I am very proud to have waged this legal battle for as long as I could. I’m proud that all my filings and the permanent legal record will stand for all time as documents setting out a factual account of what happened. I’m proud that my children and hopefully my grandchildren and great-grandchildren will one day be able to see how I took the right side in the most important fight of our lives. I’m proud that I was able to wage this battle with a minimum of resources and that I was able to tie up countless enemy attorneys and many, many times the resources I spent in making these corrupt, rotten people defend themselves and their actions. I’m proud my name will be forever associated with this fight.
We should always fight for our rights. As I’ve often said, we need to either force this democracy to work, or make them shut democracy down so hard, it will be obvious to all that it’s an illegitimate sham. . . .
I want to thank Glen Allen and Fred Kelly of the Free Expression Foundation. The original complaint was filed pro se, but I never could’ve appealed it to the Fourth Circuit or petitioned the Supreme Court without their help. They are some of the last honest attorneys in America, and some of the only ones who have any courage. I also want to thank Greg Conte, my original co-plaintiff, and Augustus Invictus, who helped prepare the original draft of the complaint . . . .
I want to thank all those who donated and privately chipped in with legal costs. I never wanted this lawsuit to take away funds from those who were waging their own very critical defensive battles against the Sines v. Kessler suits, or trying to stay out of prison, but thanks to the volunteer work of many men we were able to keep going for a tiny fraction of what a suit like this would normally cost. In this country founded “by lawyers, for lawyers,” the process is often the punishment, the rich and powerful have a decisive advantage and openly brag about using so-called lawfare against their political enemies. But this lawsuit shows how a committed and, the harder and more costly it becomes for them to suppress us.

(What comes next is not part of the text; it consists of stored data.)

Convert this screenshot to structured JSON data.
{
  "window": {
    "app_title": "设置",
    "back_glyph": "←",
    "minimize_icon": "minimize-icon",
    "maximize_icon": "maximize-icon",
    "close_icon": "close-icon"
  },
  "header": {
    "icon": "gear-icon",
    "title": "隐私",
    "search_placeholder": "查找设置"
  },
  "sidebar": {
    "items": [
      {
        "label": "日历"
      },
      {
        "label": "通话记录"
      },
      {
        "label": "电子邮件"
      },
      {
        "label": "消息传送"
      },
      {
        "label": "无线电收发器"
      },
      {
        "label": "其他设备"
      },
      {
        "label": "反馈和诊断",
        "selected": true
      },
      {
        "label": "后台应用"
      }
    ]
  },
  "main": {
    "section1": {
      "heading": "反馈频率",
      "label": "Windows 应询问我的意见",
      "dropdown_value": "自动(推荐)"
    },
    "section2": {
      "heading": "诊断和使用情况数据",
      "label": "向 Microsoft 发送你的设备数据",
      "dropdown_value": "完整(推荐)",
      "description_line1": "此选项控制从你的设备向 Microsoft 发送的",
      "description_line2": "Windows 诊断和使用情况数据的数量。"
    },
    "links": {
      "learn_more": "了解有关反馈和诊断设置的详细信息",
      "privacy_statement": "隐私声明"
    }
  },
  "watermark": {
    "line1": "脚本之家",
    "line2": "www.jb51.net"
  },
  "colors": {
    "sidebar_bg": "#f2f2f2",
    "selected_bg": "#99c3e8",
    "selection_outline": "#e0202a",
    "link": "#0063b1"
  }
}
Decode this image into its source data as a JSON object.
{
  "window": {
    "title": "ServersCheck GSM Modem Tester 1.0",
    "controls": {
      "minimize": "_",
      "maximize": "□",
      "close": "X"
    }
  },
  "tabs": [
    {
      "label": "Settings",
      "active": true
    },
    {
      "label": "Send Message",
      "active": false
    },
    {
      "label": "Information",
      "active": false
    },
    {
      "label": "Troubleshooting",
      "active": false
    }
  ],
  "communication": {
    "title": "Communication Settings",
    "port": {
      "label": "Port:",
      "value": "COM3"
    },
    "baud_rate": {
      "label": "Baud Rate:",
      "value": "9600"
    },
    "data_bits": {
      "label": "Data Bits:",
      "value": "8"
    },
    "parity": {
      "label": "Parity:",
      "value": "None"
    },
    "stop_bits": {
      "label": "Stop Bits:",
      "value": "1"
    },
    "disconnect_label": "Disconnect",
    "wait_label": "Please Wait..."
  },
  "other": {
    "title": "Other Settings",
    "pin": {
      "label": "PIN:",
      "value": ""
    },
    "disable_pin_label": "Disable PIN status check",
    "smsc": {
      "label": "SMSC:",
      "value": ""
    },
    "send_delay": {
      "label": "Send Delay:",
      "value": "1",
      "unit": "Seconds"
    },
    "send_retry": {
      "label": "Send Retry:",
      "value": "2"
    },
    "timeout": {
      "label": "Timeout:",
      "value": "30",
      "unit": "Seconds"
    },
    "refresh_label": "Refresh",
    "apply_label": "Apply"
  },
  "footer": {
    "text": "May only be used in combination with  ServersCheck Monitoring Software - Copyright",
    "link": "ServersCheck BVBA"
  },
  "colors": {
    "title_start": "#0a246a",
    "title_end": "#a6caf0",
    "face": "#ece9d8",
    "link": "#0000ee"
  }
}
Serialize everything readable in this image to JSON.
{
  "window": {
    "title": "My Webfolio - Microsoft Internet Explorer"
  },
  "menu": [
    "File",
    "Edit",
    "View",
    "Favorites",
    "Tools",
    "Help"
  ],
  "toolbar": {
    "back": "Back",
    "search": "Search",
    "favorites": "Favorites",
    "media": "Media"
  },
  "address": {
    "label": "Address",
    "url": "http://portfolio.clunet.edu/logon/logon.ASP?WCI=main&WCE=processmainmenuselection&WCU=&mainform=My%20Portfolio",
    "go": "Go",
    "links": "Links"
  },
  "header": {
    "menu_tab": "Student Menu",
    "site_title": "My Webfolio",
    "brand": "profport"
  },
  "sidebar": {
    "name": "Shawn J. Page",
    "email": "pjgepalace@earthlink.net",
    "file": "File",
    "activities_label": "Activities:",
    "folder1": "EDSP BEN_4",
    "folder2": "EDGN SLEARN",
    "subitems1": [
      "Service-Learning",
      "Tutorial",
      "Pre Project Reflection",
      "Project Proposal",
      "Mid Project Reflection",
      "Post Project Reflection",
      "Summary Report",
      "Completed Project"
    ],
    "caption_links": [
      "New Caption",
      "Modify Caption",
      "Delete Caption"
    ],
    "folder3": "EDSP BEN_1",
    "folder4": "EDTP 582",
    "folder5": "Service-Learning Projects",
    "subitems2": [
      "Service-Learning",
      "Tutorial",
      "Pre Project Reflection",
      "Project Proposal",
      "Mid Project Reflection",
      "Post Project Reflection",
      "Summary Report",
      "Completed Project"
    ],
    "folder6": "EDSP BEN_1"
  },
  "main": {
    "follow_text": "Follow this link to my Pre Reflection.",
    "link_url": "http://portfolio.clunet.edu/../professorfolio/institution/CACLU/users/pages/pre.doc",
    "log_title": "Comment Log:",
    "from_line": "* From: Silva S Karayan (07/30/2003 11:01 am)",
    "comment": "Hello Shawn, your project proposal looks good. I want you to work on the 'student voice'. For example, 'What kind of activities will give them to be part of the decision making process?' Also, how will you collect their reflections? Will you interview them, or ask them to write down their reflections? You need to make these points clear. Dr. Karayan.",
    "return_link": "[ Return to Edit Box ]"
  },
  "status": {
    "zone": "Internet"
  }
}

Lastly I would like to thank every last man and woman who attended the Unite the Right rally on August 11-12th, 2017. This lawsuit was a symbolic fight for all the young men who sacrificed more at Charlottesville than I did: all those who spent years in prison, who had their careers or reputations destroyed, who ended their own lives, who still have the threat of imprisonment hanging over their heads. For all their sakes, it was worth it.